I have probably talked before about how opinions tend to be pretty split on things like in-character narration or fiction being treated as part of the actual "supplement" material of a supplement, rather than just flavor. Back in the days of the oWoD, many a book was written largely from an in-character perspective. The idea was that you would get a sense for the personality of whoever is discussing the topic, and that because it was in-character, Storytellers had some room to say "Well, on this point the narrator is wrong." All the information you need, just with a potentially biased or unreliable narrator, you were told, in-character even, that you didn't have to adhere to material if you had a better idea.
The trouble with unreliable narrators, though, is that they're unreliable. It was a controversial approach because people often felt cheated if they found out that, say, the Malkavian who was narrating the book could be lying to you, or just plain wrong. We tried to minimize the "unreliable" aspect here and there — in fact, I consider Dr. Douglas Netchurch, Malkavian though he was, one of the most reliable in-character narrators we ever created. Even so, when we went to the nWoD, we dropped the idea of having the IC narration take up most of a book. We wanted to present absolutely reliable information, even if that information was sometimes stating that certain things were outright mysteries.
But of course, there's still room for that in-character voice. And recently we've been toying with it more, often in the form of "artifact text." For those of you who haven't heard us use the term before, artifact text is a section of text that's presented to be some sort of excerpt or transcription from a document that's assumed to exist in the game world. Usually it's laid out a little differently; in some cases, it could be photocopied and handed to the players as a handout, assuming their characters found the documents in question. You see some of it here and there, but obviously the new Clanbooks are almost entirely artifact text. They represent bundles of information that a vampire could actually find in-game.
Now, the question I was asked recently (on these comments! You too can suggest topics for me to cover!) was whether or not artifact text is harder work for the development or production staff. From a development side, I'd say it's kind of a mixed bag. On the one hand, you don't have to correct for potential bias. An OOC bit of description might require fine-tuning because an author is just a bit more biased than you would like to see, but in a text artifact, you only have to correct for bias if it's egregiously misleading, and not obviously so. Artifact text is an example, not quite a rule; it doesn't set policy, so to speak. On the other hand, you want to make it look right. I've talked about authorial tells before, and if an artifact text makes you think "Chuck Wendig is alive and well in the WoD and writing under a pseudonym!", well, maybe it's time to massage out the clearly visible Chuckisms so they don't distract. This is rarely a huge problem, but again, it goes back to the necessity of recognizing and accounting for writer tells.
And to some extent it's easier because it's fiction, in a way. Developing fiction is usually easier than developing rules, or at least lower-stakes; a not particularly inspiring fiction piece is not as critical to fix as a not particularly clear rules system. On the other hand, text artifacts are harder to account for in word count. A book may be the "proper" word count for its page count, only wind up running long because the artifact text takes up so much space per word by compare. That's something a developer should account for.
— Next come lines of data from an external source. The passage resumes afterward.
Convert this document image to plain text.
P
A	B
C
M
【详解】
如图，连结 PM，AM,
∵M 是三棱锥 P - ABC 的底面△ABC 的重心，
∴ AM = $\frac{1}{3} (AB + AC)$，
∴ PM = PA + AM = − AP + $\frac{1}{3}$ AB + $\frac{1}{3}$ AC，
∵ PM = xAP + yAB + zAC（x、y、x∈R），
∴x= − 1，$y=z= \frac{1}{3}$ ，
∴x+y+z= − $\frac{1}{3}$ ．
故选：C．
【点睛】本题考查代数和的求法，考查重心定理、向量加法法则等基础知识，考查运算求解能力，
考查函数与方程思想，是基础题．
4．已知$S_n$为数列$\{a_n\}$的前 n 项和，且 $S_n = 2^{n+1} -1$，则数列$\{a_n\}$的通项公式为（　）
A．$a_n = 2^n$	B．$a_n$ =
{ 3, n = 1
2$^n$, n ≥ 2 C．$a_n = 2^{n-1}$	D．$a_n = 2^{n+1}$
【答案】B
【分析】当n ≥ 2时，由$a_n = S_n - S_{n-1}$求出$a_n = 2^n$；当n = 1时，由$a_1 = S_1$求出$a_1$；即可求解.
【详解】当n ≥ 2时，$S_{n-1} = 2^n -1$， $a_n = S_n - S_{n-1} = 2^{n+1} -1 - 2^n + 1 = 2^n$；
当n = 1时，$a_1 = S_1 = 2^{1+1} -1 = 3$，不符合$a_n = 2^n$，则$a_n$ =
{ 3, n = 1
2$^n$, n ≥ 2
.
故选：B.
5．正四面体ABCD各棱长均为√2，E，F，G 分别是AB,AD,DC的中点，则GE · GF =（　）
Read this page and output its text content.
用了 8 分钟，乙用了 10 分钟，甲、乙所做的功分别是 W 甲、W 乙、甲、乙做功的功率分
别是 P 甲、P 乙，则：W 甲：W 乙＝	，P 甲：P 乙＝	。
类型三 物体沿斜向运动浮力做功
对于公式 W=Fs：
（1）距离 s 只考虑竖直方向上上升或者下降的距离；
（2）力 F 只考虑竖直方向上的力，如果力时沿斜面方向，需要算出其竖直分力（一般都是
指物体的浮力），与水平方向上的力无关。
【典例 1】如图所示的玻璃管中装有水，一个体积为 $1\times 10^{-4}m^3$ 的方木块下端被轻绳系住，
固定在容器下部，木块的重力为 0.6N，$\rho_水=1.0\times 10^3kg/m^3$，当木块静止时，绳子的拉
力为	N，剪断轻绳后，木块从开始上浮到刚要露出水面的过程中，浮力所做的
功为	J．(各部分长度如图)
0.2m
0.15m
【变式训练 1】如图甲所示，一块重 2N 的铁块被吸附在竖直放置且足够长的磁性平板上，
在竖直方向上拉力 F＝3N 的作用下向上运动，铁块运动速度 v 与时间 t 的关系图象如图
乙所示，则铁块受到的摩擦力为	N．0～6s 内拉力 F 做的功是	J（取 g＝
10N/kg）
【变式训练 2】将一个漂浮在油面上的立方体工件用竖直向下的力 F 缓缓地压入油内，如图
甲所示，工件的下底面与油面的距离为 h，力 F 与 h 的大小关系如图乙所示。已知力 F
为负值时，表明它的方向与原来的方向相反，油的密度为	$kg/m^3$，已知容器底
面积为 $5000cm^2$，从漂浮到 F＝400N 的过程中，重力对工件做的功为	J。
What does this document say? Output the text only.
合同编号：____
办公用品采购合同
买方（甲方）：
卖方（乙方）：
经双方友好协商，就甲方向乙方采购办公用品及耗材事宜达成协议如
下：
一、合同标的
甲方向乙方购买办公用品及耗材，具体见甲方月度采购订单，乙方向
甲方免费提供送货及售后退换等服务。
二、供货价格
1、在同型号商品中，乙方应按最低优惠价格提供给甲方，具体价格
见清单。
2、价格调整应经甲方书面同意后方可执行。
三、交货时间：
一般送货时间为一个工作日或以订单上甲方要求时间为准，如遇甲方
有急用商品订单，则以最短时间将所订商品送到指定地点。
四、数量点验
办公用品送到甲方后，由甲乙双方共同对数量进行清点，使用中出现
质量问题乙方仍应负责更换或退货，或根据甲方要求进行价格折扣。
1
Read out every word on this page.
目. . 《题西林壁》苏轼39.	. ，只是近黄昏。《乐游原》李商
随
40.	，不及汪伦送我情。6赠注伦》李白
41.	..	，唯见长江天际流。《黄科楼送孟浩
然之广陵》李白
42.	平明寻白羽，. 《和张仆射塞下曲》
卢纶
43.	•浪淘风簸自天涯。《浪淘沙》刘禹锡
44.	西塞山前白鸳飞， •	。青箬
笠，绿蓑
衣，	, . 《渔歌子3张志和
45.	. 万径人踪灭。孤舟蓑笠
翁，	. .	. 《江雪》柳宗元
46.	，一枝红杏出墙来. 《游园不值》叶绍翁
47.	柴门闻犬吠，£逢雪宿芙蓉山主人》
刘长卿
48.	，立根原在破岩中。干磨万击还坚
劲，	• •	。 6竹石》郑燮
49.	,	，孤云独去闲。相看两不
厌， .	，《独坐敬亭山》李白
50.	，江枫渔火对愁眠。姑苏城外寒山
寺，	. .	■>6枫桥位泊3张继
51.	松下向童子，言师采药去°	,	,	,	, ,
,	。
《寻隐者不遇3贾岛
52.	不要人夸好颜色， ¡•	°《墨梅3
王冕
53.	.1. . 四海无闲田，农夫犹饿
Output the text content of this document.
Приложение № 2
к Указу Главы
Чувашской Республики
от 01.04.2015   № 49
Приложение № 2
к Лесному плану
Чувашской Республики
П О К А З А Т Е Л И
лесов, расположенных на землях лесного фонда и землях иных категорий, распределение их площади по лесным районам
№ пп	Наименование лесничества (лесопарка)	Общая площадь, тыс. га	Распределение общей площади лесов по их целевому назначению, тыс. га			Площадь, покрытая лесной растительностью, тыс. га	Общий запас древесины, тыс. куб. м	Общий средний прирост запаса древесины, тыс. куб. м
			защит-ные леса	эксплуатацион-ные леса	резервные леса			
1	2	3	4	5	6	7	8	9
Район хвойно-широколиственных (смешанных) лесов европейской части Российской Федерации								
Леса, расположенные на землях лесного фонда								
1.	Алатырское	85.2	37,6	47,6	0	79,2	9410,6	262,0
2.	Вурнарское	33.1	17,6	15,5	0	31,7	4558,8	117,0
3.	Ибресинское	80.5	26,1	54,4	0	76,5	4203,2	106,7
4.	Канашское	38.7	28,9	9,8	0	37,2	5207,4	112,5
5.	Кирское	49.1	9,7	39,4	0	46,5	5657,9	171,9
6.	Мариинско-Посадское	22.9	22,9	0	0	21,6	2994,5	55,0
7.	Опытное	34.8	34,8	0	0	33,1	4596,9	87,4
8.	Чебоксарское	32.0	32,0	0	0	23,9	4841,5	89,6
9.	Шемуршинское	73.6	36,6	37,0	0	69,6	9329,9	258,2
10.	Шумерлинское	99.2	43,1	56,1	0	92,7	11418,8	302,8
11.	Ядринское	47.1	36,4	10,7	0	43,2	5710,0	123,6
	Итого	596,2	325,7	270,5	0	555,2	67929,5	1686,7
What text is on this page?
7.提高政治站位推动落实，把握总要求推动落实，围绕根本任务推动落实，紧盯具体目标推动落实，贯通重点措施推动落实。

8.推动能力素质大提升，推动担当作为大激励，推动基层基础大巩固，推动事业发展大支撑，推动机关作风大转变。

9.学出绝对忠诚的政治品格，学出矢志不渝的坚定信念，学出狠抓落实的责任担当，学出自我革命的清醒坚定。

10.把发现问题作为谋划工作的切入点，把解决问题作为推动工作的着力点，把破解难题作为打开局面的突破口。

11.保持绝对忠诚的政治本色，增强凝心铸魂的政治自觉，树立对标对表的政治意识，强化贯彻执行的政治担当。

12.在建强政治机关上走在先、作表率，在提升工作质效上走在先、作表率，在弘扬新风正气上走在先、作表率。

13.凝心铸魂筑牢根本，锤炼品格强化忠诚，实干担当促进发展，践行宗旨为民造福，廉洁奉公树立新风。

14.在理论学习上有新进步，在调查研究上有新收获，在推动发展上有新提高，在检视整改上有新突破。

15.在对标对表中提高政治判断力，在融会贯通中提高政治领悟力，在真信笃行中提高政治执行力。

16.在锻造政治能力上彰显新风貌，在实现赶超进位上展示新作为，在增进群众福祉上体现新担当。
On the layout side: well, yes, artifact text is distinctly more problematic. It often involves a lot more font-chasing, scanning of textures, all kinds of things. Now our production team is one of the strongest in gaming, if not the strongest, so they're up to the challenge. Still, it can make them cranky, so we generally don't want to pull out lots of artifact text just for the sake of doing it. Of course, that's one of the general rules of development: if you're going to do something unusual, make sure you're doing it for the right reasons. Artifact text is fun to write. Seriously. But you can't just throw it in just to make the writing task more fun: you have to consider the audience, and whether it's the best thing for getting across the information that they are presumably paying for.
So far, it seems that our forays into artifact text have been generally well-received. I sort of miss the days when we could expect the kind of numbers on pure artifact books like The Book of Nod or (my personal favorite) Chronicle of the Black Labyrinth. We can't just throw one out for every line these days, but I miss them; I have to admit a certain wrong-headed pleasure in the occasional letter we got from someone who mistook them for "the real thing," asking about the Truth behind the gospel of Caine or the secret language of Malfeas. But we're playing around with it more all the same, and the Clanbooks are certainly a fine piece of work. It can be troublesome work: but is it worth it? Does it work for you? I'm interested, as always, in seeing what you have to say about all this. Striking the balance between the fun of in-character texts and the raw utility of out-of-character text is always a tricky thing, and I'm curious as to where you think your ideal balance is. Let us know. The experiment is ongoing.